Он упорно ждет Швицкера, уже с одиннадцати часов он торчит здесь из-за Швицкера, с которым он непременно должен объясниться, коротко, спокойно, решительно, как мужчина с мужчиной.
«Господин учитель, — так скажет он этому Швицкеру, — речь идет о человеческой жизни. Я не желаю, чтобы произошло несчастье, и вы, господин учитель, тоже не можете этого желать. Вы прекрасно знаете, как все это произошло. Давайте поговорим начистоту, открыто, как подобает мужчинам. Ведь я тогда, — вы знаете, когда именно, — в общем, когда я сказал „Генрих Восьмой“, я отлично знал, что это не Генрих Восьмой, а Ричард Третий, и уже собирался было сам себя поправить, потому что Генрих Восьмой совершенно случайно слетел у меня с языка, — но вы… Вы же сразу посадили меня на место. Не будем разбираться в том, на чьей стороне правда, — я не хочу вам делать замечания. Не лучше ли уладить наш конфликт мирным путем? Зайдемте на минутку сюда, в учительскую, вы зачеркнете одну только фразу: „Оставлен на второй год“, и мы расстанемся с вами, как мужчина с мужчиной. Вас, может быть, удивляет мой несколько необычный тон? Не отрицайте! Мне отлично известно, что у вас сложилось обо мне превратное мнение. Но тому виной единственно мой на редкость замкнутый характер. До последнего времени я просто не мог проявить себя в этой обстановке и вы не оценили меня!»

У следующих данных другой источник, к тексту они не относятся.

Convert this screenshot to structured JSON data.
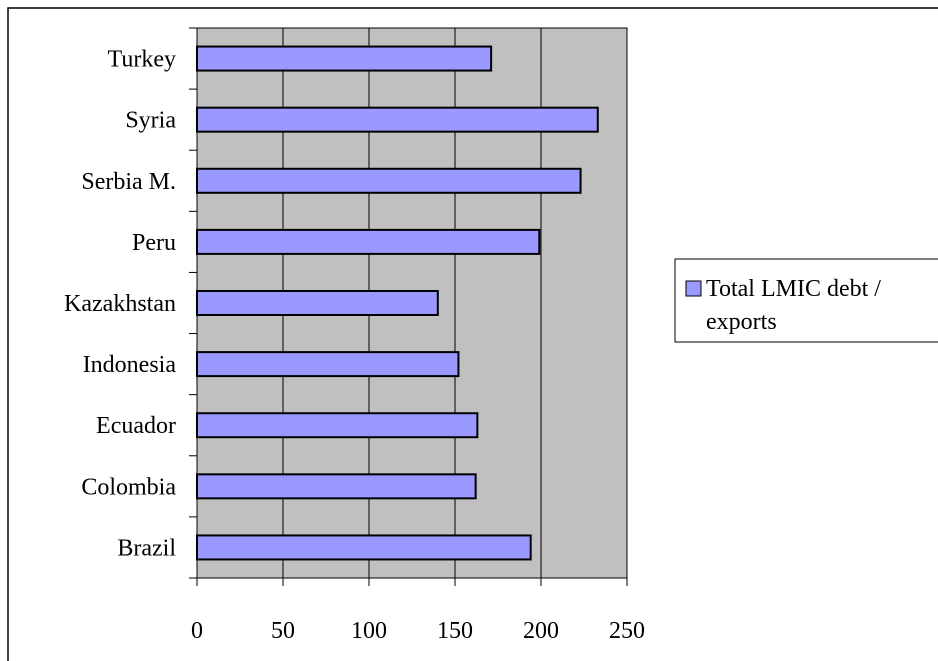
{
  "colors": {
    "plot_background": "#c0c0c0",
    "bar_fill": "#9999ff",
    "bar_stroke": "#000000",
    "gridline": "#000000"
  },
  "chart_data": {
    "type": "bar",
    "orientation": "horizontal",
    "categories": [
      "Turkey",
      "Syria",
      "Serbia M.",
      "Peru",
      "Kazakhstan",
      "Indonesia",
      "Ecuador",
      "Colombia",
      "Brazil"
    ],
    "series": [
      {
        "name": "Total LMIC debt / exports",
        "legend_lines": [
          "Total LMIC debt /",
          "exports"
        ],
        "values": [
          171,
          233,
          223,
          199,
          140,
          152,
          163,
          162,
          194
        ]
      }
    ],
    "xlim": [
      0,
      250
    ],
    "xticks": [
      0,
      50,
      100,
      150,
      200,
      250
    ],
    "grid": "vertical major gridlines",
    "legend_position": "right",
    "title": "",
    "xlabel": "",
    "ylabel": ""
  }
}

Именно так и будет говорить «провалившийся», и Швицкер, потрясенный такой речью, вдруг прозреет, глубоко заглянет ему в глаза, потом, покраснев, протянет ему Руку.
«Нейгебауэр, — скажет Швицкер, — достаточно. Я понял вас. Дайте ваш табель. Вы считали меня черствым человеком, но я только сейчас понял, Нейгебауэр, с кем имею дело».
Да, только таким и никак не иным будет его разговор с этим Швицкером.
Но почему же наш герой каждый раз так испуганно пятится, когда открывается дверь учительской?
Время приближается к двум пополудни, а он обещал прийти домой с табелем к одиннадцати. Хорошо, если бы Швицкер наконец появился. Впрочем, что в этом хорошего? Ведь он, собственно, вовсе и не хочет домой — разве есть у него свой дом, у «провалившегося»?
Кажется, вон там идет Швицкер… Да, это он! Обернувшись, он с кем-то на ходу беседует, сейчас его нельзя окликать. И теперь тоже — он направляется к лестнице…
Бежать за ним!.. Может быть, там на ступеньках… Нет, на лестнице неудобно — не знаешь, как стоять… Лучше у выхода на улицу… Но в дверях торчит швейцар. Опять нельзя! И здесь не везет… Что же это получается? Ведь Швицкер вот-вот выйдет за ворота, и тогда…
— Извините, господин учитель… извините, пожалуйста…
— Ну, в чем дело? Что тебе надо?
— Извините, господин учитель… дело в том… в том… — В чем? Как фамилия?
— Нейгебауэр.
— А, это ты у меня провалился! Ничего, ступай домой, готовься к переэкзаменовке.
— Слушаюсь, господин учитель.
— Позанимайся в каникулы — твоему здоровью это не повредит.
Нейгебауэр растягивает губы в вежливой улыбке.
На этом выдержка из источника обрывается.